Confidence

Confidence

So people used to tell me to be more confident. I often get quite defensive about this. Because frankly I feel quite a lot of confidence. As I look back over myself I think I acted with loads of confidence. I went and did a Law degree with little to no evidence I would be able to do well in a subject that is not geared towards my strengths. I showed up a board games club I had never been to alone not knowing anyone there and made friends. I have done the same with kink events. Pretty confident thing to do if you ask some people. So what was encouraging people to suggest this? Well, my hang ups about my body were a significant part. I ended up wondering what people were referring to and listening to audiobooks and online Youtube videos about how to meet their expectations. I wondered if a person could write a pathway to confidence.

I have been confident in my career I think. I totally changed my career when I was in a dead end and felt held up by people. I up and left a job where they failed to honour my contract properly with nothing to go to, but I successfully got another job within 3 days. I have led sprint reviews and sprint planning sessions. Hell, I started a company and this was after Brexit and it was going to depend on tourism. Thinking about it that might have been a dumb action if it weren't for the minimal start up costs, but it worked out and it definitely took guts. I have thrown myself into a shitty costume with mild make up skills and performed in drag despite reservations about my skill. That took guts too!

So what exactly am I doing that makes people think I'm not confident? Should I even care? My inability to accept compliments about my body was a huge part. Interesting how it is something we think of as so vain and superficial, but it is the only part of myself I used to be not confident about and people focused on that. Are we that shallow as a society? Perhaps it was just me, but it is them as well. I think it is the one thing I have been pulled up about since before my age was double digits. Their focus on the physical and visible. I could work on my body and I am doing that, but I should I really be pandering to what other people think? Is that even confident at all?
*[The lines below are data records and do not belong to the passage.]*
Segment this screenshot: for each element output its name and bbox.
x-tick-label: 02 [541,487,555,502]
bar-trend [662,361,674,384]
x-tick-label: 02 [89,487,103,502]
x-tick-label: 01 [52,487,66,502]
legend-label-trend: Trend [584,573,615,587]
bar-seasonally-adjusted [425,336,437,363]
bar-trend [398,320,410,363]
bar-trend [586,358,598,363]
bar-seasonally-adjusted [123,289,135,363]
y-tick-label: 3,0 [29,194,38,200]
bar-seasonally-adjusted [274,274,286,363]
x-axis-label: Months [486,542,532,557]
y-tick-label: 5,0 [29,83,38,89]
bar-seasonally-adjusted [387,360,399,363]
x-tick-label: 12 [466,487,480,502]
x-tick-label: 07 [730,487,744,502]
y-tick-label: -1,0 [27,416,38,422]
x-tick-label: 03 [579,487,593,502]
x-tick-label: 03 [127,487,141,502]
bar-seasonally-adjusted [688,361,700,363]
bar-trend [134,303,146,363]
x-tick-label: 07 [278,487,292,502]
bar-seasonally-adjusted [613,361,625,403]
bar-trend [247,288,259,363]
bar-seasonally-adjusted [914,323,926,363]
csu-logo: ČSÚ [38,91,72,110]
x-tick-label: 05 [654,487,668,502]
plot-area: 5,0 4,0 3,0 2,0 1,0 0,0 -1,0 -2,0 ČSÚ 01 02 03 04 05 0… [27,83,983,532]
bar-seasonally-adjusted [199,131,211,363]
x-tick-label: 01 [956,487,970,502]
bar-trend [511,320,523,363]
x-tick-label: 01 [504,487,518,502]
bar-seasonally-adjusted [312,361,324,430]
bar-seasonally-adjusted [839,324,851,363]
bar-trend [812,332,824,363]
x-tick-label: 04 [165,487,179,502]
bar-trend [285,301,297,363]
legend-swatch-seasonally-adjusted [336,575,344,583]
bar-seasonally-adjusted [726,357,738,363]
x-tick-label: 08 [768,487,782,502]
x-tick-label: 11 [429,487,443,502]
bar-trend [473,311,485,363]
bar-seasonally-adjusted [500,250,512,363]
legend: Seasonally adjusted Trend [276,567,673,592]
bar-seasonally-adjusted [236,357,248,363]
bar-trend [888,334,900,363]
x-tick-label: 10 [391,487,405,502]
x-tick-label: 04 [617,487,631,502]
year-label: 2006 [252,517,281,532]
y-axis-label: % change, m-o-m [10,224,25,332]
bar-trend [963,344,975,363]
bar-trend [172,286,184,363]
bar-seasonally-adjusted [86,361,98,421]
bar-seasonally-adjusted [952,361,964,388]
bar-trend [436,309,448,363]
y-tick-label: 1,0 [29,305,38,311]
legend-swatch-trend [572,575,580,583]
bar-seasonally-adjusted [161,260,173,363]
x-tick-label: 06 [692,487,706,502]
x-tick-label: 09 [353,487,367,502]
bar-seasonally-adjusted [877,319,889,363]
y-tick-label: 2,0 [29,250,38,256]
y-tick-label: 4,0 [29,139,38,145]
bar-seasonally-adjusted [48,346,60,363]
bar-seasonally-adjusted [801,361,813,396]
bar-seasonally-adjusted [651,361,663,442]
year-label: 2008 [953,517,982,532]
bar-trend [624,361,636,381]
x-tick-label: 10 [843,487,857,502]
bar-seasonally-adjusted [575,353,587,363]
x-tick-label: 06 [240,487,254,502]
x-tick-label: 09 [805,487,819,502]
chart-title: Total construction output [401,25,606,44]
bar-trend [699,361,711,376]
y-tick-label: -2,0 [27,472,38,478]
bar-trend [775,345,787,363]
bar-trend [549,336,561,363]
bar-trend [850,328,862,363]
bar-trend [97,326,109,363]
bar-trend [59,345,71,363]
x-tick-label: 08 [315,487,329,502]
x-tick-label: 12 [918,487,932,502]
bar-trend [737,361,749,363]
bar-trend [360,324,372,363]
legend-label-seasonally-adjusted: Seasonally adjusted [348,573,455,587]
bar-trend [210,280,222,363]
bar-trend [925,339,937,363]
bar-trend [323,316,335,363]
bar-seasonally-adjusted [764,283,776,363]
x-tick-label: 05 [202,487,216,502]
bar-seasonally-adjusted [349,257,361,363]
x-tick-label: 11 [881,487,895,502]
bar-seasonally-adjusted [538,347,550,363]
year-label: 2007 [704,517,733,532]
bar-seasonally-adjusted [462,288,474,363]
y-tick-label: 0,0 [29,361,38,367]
I am a big guy and not very physically fit, but I took up a martial art which I kept at for quite a while! I climbed to the top of the tallest mountain in Wales with little evidence I would be able to do it and I was scared I was going to end up needing to be rescued somewhere, but I felt the fear and did it anyway. We didn't even do the easiest route to avoid the crowds. I am fat and despite continually failing to lose weight since I was a child, guess what I am doing? I'm trying despite all the evidence technically suggesting that I will fail like nearly every attempt before. I am ignoring my prior failures and going for it. Is that not pretty damn confident? But apparently I don't come across that way because superficially people focused on my difficulties with my body. One small and insignificant part of me, the head of the iceberg.

Despite being overweight I am posting provocative pictures in certain places where some of my peers can see them. Suddenly, people think I am confident. It feels so superficial, but it does help me, but I feel like it shouldn't.

I went through an audiobook and came to the end of it really wondering if "confidence" as far as some people see it, is something we truly need. James Smith the author of the audiobook "How to be confident" describes a time he had nearly sold out an entire room of people for a seminar he hadn't even written yet. Now I have left things to the deadline before, but I would never do this. I would be concerned that those people deserve better than a half-arse written seminar done at the last minute. I am confident in my ability to deliver high quality and I hold myself to that standard because I believe I can do a higher than average standard if I put my mind to it. If cobbling a talk together in an hour and charging for it is what the world defines as confident, I do not want any part of it.

My mind instantly goes to the number of difficult situations caused by sales guys who over sold a feature that wasn't finished yet and suddenly a development team needs to rush to put out a low quality product. Some people call this confidence. I call this lack of confidence in the product to be suitable for the customers needs as it is, followed by anxiety of losing the sale. That anxiety and lack of confidence caused the salesperson to lie. If this is what the world is calling confidence then I don't want any part of it. I am confident being supposedly "unconfident".

I recognise that I am not what other people want to call confident some of the time. Their honest views of me, not being confident no longer affects me. Their opinion before bothered me that I wasn't what other people expected for a time. But as I investigated, I discovered that sometimes they can't agree about what is needed to be confident, sometimes their idea of confidence is superficial, or acted rather than felt. Sometimes their idea of confidence is actually what I would call short changing people and something I don't want associated with my brand. Sometimes it is being so anxious, and de facto unconfident, that you have to lie about something with the confidence that other people will make up the gaps later thereby dropping other people in the mud. I have decided that I am good how I am and if that is what they think of as confident, it is not something I need. Shirking off other people's opinions rather than trying to live up to them, is me finally, truly behind confident.

I have one last effort to vamp up the supposed confidence impression I leave with people and that's the Teach Yourself Confidence Workbook and I might see if I can write a coaching course off the back of it that I can use with clients, but frankly it's at the back of the pile right now. I am confident I don't need it!